In this context, the trade dispute is a marker of China’s rise and the belated realization of America’s elite as to how it should curb this. Tariffs are not at all the apt tool. There are better avenues. For example, America is extremely powerful financially, in terms of the usage of the dollar, depth and centrality of its markets and the power of its banks. Indeed, one could argue that the US is more hegemonic in finance than it is militarily.

Another avenue is leadership in international rules and standards. Many new fields such as artificial intelligence, genetic editing and cyber war have grown so quickly that they have bypassed international laws, philosophies and norms regarding them. One challenge for the US is to take the lead in outlining new standards and laws in these areas. Unfortunately this is something it does not appear prepared to do, especially in areas like climate change. If anything the US is ceding soft power to China.

To jump to finance, the market view of the trade dispute is that some form of resolution will be forthcoming. The drop in volatility on Friday suggested that US markets are moving from being positioned for a risky outcome, to one that is more sanguine. Other Asia centric ones like the KOSPI index South Korea and the Australian dollar will need to strengthen in order to give the all clear.

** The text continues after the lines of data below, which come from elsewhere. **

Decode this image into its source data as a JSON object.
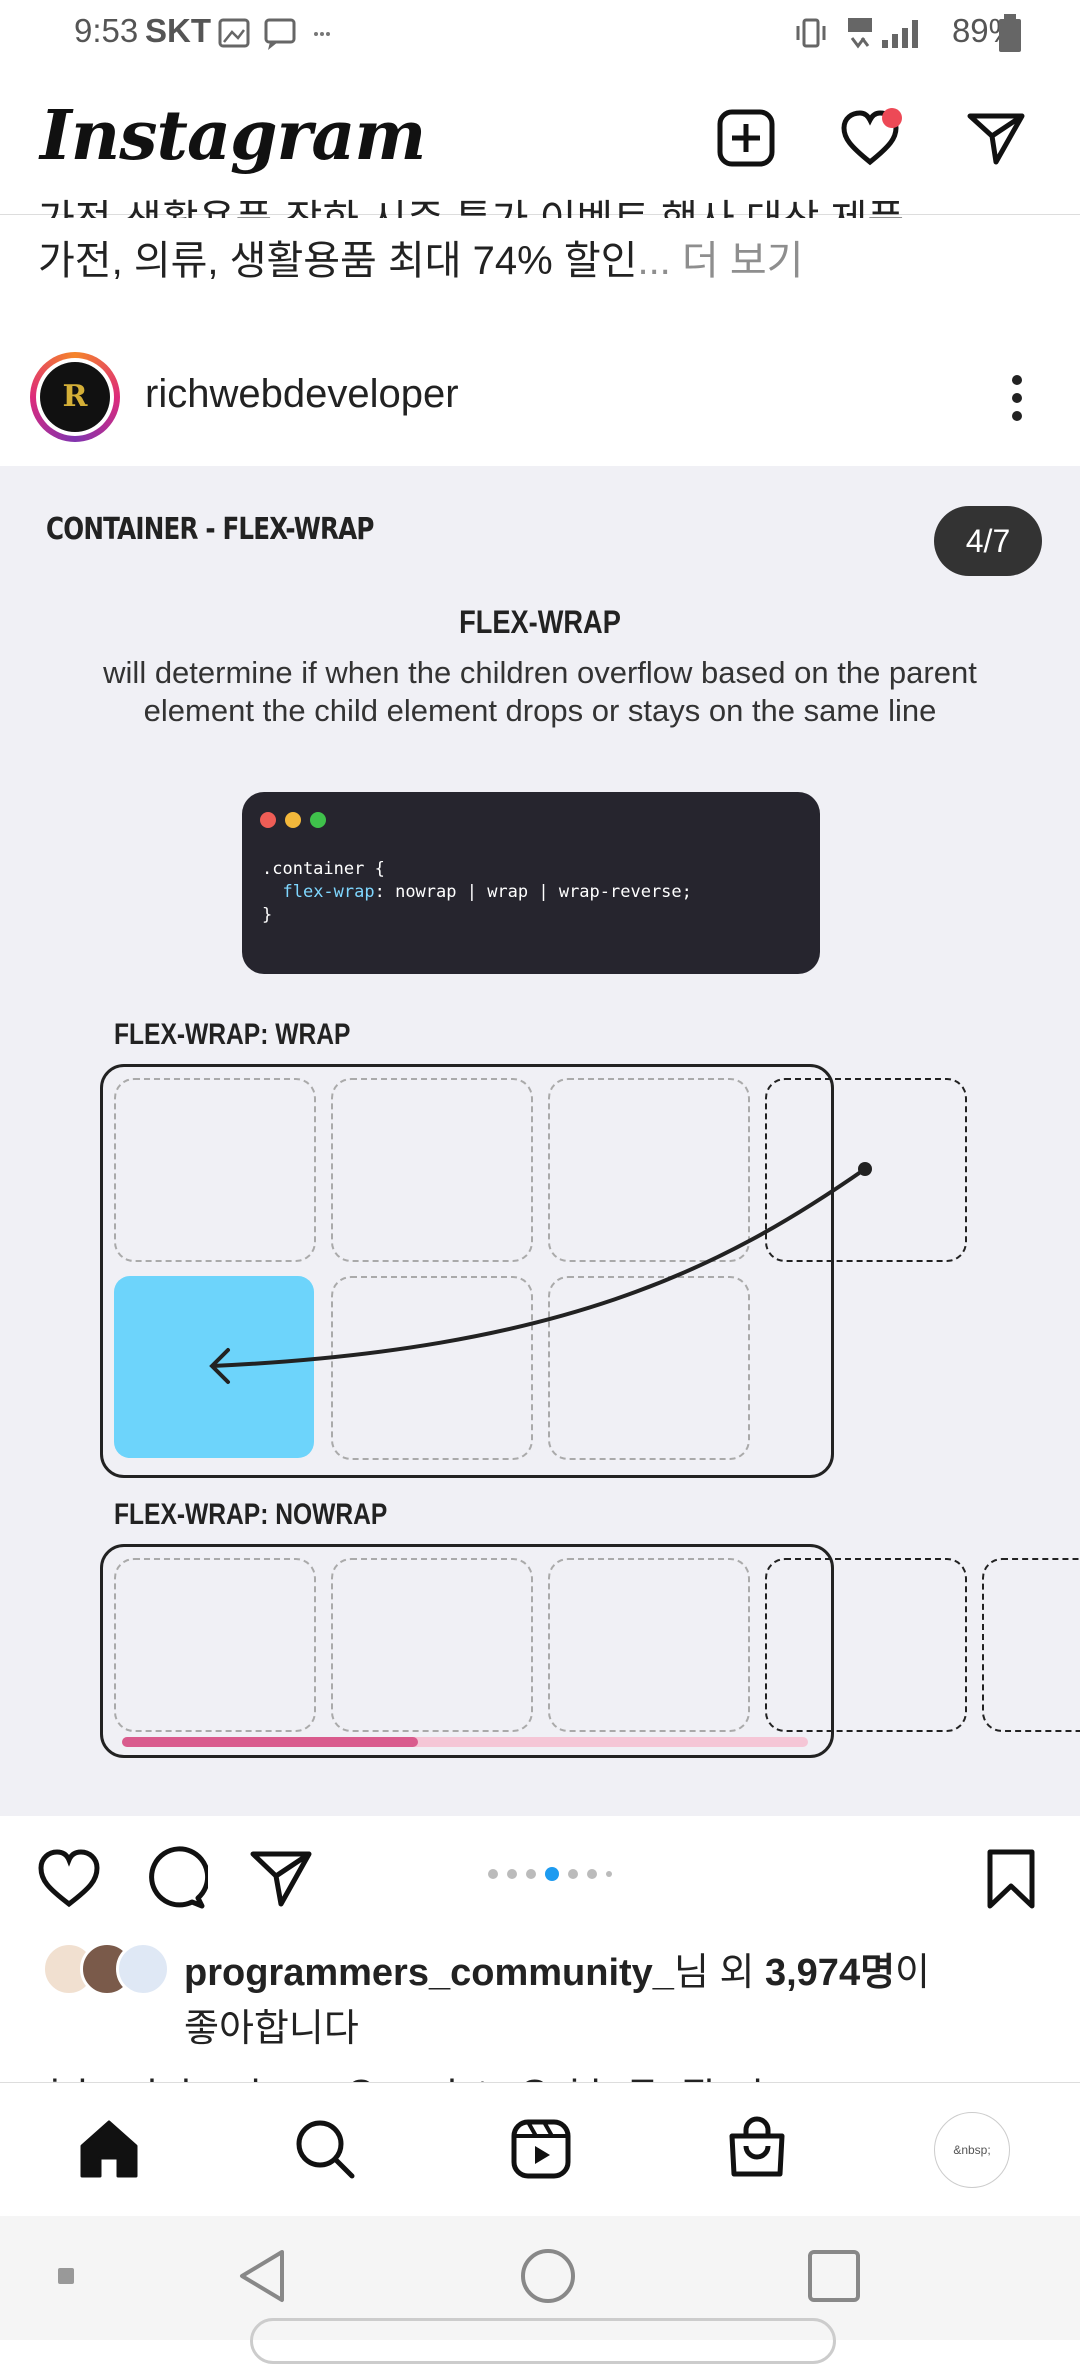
{
  "status": {
    "time": "9:53",
    "carrier": "SKT",
    "battery": "89%",
    "network": "LTE"
  },
  "header": {
    "logo": "Instagram",
    "icons": [
      "add-post-icon",
      "heart-icon",
      "send-icon"
    ],
    "notification_dot_color": "#ed4956"
  },
  "prev_caption": {
    "cut_line": "가전·생활용품·잡화 시즌 특가 이벤트 행사 대상 제품",
    "line": "가전, 의류, 생활용품 최대 74% 할인",
    "more": "... 더 보기"
  },
  "post": {
    "username": "richwebdeveloper",
    "avatar_letter": "R",
    "slide": {
      "title": "CONTAINER - FLEX-WRAP",
      "counter": "4/7",
      "heading": "FLEX-WRAP",
      "description": "will determine if when the children overflow based on the parent element the child element drops or stays on the same line",
      "code": {
        "line1": ".container {",
        "prop": "flex-wrap",
        "line2_rest": ": nowrap | wrap | wrap-reverse;",
        "line3": "}"
      },
      "wrap_label": "FLEX-WRAP: WRAP",
      "nowrap_label": "FLEX-WRAP: NOWRAP",
      "scroll_progress": 0.43,
      "accent_blue": "#6dd4fb",
      "accent_pink": "#d95b8d"
    },
    "carousel": {
      "total": 7,
      "active": 4
    },
    "likes": {
      "user": "programmers_community_",
      "mid": "님 외 ",
      "count": "3,974명",
      "end": "이",
      "line2": "좋아합니다"
    },
    "caption_cut": "richwebdeveloper Complete Guide To Flexbox"
  },
  "bottom_nav": {
    "items": [
      "home-icon",
      "search-icon",
      "reels-icon",
      "shop-icon"
    ],
    "profile_text": "&nbsp;"
  },
  "system_nav": [
    "recent-dot",
    "back-icon",
    "home-circle-icon",
    "overview-icon"
  ]
}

If a trade deal is struck, it will mark the beginning of a formal rivalry between the US and China, the start of more ‘nation first’ patterns in consumption and corporate investment and the end of bodies like the World Trade Organisation. There may be many more flash points.

Here, many tend to focus on great naval battles of the future in the South China Sea. In my view, one looming touchpoint is Hong Kong, where there is a fierce debate ongoing around a proposal to permit the imprisonment in China of those sentenced by courts in Hong Kong. For a city-state with a very expensive housing market, dollar currency peg and large stock market, this may be one area where geopolitics again ripples through markets.